Con Álvaro Arzú, los pecados de Ramiro fueron perdonados y las baterías oficialistas se alistaron para dejar a Oscar Berger como sucesor, hasta que un berrinche del candidato los enemistó y permitió que se les colara Alfonso Portillo; el paracaidista que dejó a las mafias gobernar a su antojo, en tanto le permitieran robar y dejarse abrazar por la lujuria del poder.

Para tapar los negocios con las mafias, el FRG debía encontrar la manera de seguir gobernando, y el único capaz de romper la alternancia de los partidos políticos era Efraín Ríos Montt. De esa cuenta, el 24 de julio de 2003, las turbas lideradas por dirigentes y diputados oficialistas, salieron a las calles a protestar para pedir la inscripción de su candidato, con impedimento constitucional. El “Jueves Negro”, como se le llamó a ese incidente, se convirtió en ganancia de pescadores para el impasible Oscar Berger.

Durante la gestión de Berger, se iniciaron procesos en contra de Portillo por actos de corrupción, sin embargo, logró esquivar -con relativa tranquilidad- su aprensión. Fue hasta en 2010, durante el gobierno de Álvaro Colom, cuando se le capturó y extraditó a Estados Unidos. Para muchos, fue evidente que existió un pacto de no persecución entre el gobierno de Berger y el de Portillo. Así mismo, se sabe que el gobierno de la GANA prefirió apoyar a Colom antes que caer en las garras de su archienemigo Otto Pérez Molina quien, a su vez, ya tenía negociada la impunidad con Manuel Baldizón.

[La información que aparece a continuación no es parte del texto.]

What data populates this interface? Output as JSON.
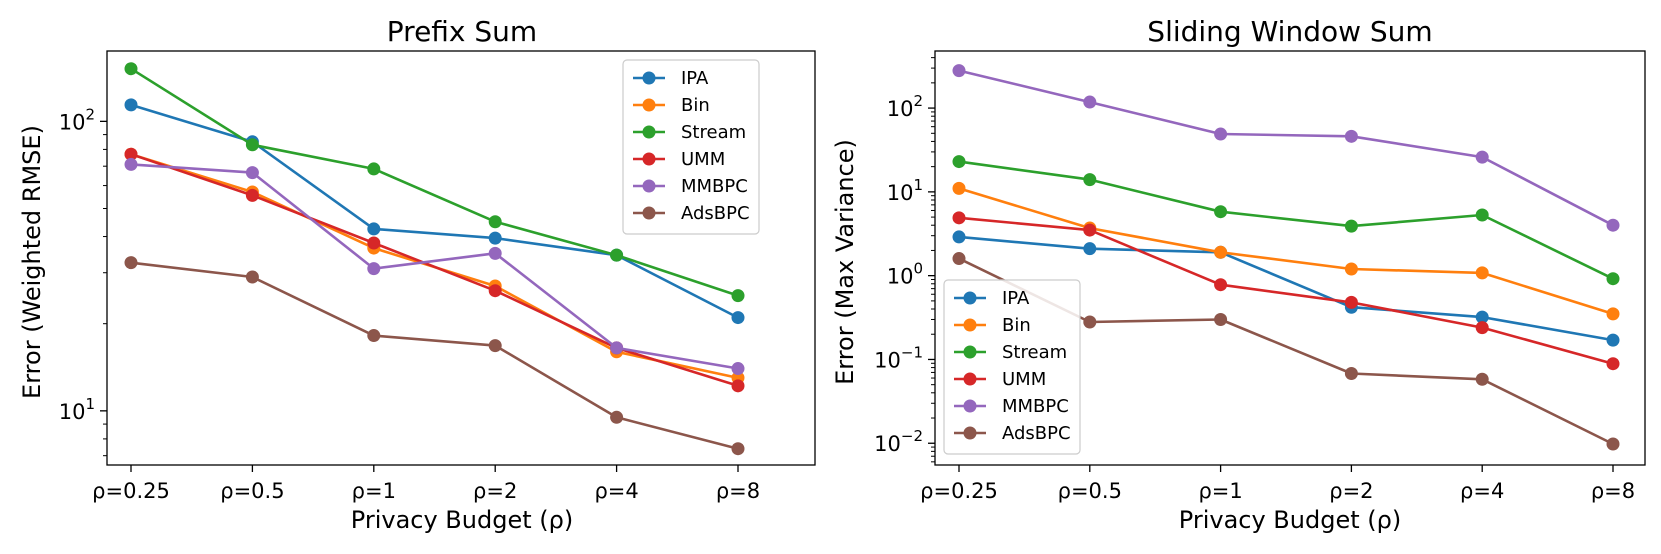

Baldizón fue defenestrado antes de que se cumpliera la profecía de alcanzar la presidencia. El movimiento #NoTeToca y los escándalos de corrupción por el caso “La Línea” hicieron que la población se decantara por un novato en las lides políticas. Pero, el Presidente Jimmy Morales no alcanzó la presidencia por casualidad. Tras su elección estuvo el apoyo financiero de los migrantes en Estados Unidos, el de los Veteranos del Ejército y sus Patrullas de Autodefensa Civil -PAC-y el espaldarazo de Portillo, Colom y del Partido Líder, quienes negociaron su cuota de poder con FCN-Nación a cambio de apoyo para la segunda vuelta.

Se acercan las elecciones y los mismos actores recomponen sus cuadros, negocian y pactan impunidad con los posibles sucesores. El temor de ir a la cárcel, una vez fuera del poder, hace que el oficialismo enderece su estrategia hacia un cambio de gobierno sin cambio.

Tendremos elecciones sin elección, toda vez que varios candidatos saldrán del gabinete de Jimmy. Su ventaja sobre los opositores radica en que podrán echar mano de las arcas públicas colocando a correligionarios de sus respectivos partidos en cargos con derecho a tajada. Esta suerte de financiamiento ilícito, aunado al clientelismo populista, utilizado anteriormente por Sandra Torres y la UNE, son de nuevo un factor clave para comprarse impunidad. Es decir, tendremos más de lo mismo con los mismos.